Hollis admits that media companies might be taking a long shot by backing him, but he thinks it could potentially pay off.   

 “I fully understand that in the eye of many I’m just an unknown grommet, but sometimes it’s the self-made, laser-focused small guy with nothing to lose that you need to watch out for.”

“If we could pull this together for Lydia in 48 hours with no support, no budget and no partners. Imagine what we could do with a like-minded strategic partner that has some skin in the game?”

No one could fault Hollis for his enthusiasm. But he is also operating in a grey area that could come with a few legal pitfalls. 

Broadcast rights holders are particularly protective of sporting events, and an initiative like this could be stepping on quite a few toes.  

However, Hollis believes this isn’t comparing like to like. He says that he is essentially offering a second-screening experience rather than a traditional TV broadcast. The argument is that social media doesn’t really fall into the remit of standard broadcast rights.  

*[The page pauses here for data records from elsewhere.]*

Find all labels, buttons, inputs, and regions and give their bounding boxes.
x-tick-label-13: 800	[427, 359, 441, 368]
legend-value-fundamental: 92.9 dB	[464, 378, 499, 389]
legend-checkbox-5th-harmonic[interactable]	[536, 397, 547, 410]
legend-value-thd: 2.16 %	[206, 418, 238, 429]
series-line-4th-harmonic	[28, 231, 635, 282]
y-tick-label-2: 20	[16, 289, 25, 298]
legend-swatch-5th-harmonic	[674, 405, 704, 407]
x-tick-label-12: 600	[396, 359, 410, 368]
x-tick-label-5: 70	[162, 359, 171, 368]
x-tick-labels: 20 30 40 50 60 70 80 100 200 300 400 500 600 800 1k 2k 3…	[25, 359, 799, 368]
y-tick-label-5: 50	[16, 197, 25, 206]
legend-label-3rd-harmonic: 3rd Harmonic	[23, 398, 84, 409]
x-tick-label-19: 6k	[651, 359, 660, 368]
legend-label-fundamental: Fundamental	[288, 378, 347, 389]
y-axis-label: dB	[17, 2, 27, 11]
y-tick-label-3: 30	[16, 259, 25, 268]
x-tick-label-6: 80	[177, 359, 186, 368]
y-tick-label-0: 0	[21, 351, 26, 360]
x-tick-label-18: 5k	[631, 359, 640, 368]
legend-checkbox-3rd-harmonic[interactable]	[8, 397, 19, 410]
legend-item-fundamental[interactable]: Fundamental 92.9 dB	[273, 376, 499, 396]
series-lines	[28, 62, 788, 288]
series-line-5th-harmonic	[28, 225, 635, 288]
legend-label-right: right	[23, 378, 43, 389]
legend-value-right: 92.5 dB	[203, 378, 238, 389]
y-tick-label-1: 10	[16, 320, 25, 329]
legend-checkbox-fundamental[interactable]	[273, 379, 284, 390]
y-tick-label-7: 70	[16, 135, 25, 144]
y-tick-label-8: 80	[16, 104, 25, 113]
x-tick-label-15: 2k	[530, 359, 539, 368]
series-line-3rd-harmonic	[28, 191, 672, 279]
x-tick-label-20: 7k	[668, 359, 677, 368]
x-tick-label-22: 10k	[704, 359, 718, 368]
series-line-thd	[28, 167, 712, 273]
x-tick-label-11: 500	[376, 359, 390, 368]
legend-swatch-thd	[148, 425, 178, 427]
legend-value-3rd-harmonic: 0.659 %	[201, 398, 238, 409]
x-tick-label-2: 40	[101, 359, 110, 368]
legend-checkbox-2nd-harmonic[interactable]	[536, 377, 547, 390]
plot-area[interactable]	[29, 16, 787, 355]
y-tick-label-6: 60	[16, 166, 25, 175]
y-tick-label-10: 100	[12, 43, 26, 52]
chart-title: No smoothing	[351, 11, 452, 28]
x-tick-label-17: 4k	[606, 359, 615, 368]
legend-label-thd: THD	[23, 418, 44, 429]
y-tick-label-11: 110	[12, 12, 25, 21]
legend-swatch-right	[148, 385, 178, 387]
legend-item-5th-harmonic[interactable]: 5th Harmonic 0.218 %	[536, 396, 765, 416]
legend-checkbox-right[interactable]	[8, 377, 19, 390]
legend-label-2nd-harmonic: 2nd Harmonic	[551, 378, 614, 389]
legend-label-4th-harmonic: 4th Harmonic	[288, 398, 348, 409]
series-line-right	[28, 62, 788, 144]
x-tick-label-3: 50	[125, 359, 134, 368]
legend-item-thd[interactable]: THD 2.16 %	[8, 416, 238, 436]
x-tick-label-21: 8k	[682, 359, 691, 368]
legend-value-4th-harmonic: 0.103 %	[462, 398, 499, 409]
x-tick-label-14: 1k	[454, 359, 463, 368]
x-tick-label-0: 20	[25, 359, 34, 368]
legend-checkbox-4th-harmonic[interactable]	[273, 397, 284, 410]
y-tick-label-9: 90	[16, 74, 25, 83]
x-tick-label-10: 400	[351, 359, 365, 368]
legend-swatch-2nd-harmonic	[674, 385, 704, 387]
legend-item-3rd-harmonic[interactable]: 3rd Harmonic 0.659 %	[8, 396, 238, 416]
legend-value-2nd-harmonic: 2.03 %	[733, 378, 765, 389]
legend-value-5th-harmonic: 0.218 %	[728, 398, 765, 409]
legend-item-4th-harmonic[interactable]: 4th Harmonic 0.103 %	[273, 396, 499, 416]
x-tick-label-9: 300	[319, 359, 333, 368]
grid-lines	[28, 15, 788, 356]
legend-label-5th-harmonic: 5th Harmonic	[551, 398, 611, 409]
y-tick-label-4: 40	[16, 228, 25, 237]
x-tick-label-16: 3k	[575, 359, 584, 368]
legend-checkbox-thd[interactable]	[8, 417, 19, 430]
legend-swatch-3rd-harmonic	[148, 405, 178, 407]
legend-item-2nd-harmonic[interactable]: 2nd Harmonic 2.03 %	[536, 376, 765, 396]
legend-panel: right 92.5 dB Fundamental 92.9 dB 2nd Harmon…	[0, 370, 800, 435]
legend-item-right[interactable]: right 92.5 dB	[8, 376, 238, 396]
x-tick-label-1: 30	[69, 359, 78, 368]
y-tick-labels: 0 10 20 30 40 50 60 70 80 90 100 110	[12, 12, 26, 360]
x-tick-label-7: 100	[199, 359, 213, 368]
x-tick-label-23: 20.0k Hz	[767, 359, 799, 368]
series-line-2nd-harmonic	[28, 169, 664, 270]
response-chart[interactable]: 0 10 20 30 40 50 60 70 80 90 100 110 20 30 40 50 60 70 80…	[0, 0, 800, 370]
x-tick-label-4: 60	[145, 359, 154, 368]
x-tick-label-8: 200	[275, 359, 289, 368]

“At present we have no desire to be a broadcast TV network and we have no desire to buy any types of digital rights. I do believe that with our tech, team and storytelling ability Switch TV could be the ultimate second screen experience for the existing content ecosystem.”

Hollis’ assessment might be correct; but as was seen with the Global Mode stoush, rights holders are willing to go to legal means to protect their broadcast rights if they feel tech innovations are infringing on them. 

In the context of a social TV network, it wouldn’t be much of a stretch for sports rights holder to view a spliced together rundown of an event—filmed on mobile phones—as a form of a highlight reel, which currently serves a source of revenue for rights holders. In fact, this has already been seen in the US, where the NFL issues take-down notices to companies providing access to highlights and analysis via social media (interesting, the NBA takes a different position, seeing this type of coverage as promotional and driving interest in the sport) .    

Hollis is combative, saying he isn’t concerned about this issue, because it would prove very difficult for a rights holder to police social media activity in a stadium or event setting. 

“You can’t stop progress,” he says.  

“Good luck trying to stop 50,000 people bringing smartphones into Eden Park to watch an All Blacks game and taking pics. Or stopping the people protesting TPPA from streaming off their phones. If ‘they’ get precious about these type of issues they’ll literally be like the dude who bought a shit tonne of horses right before Henry Ford launched the car, even though they knew what was coming.”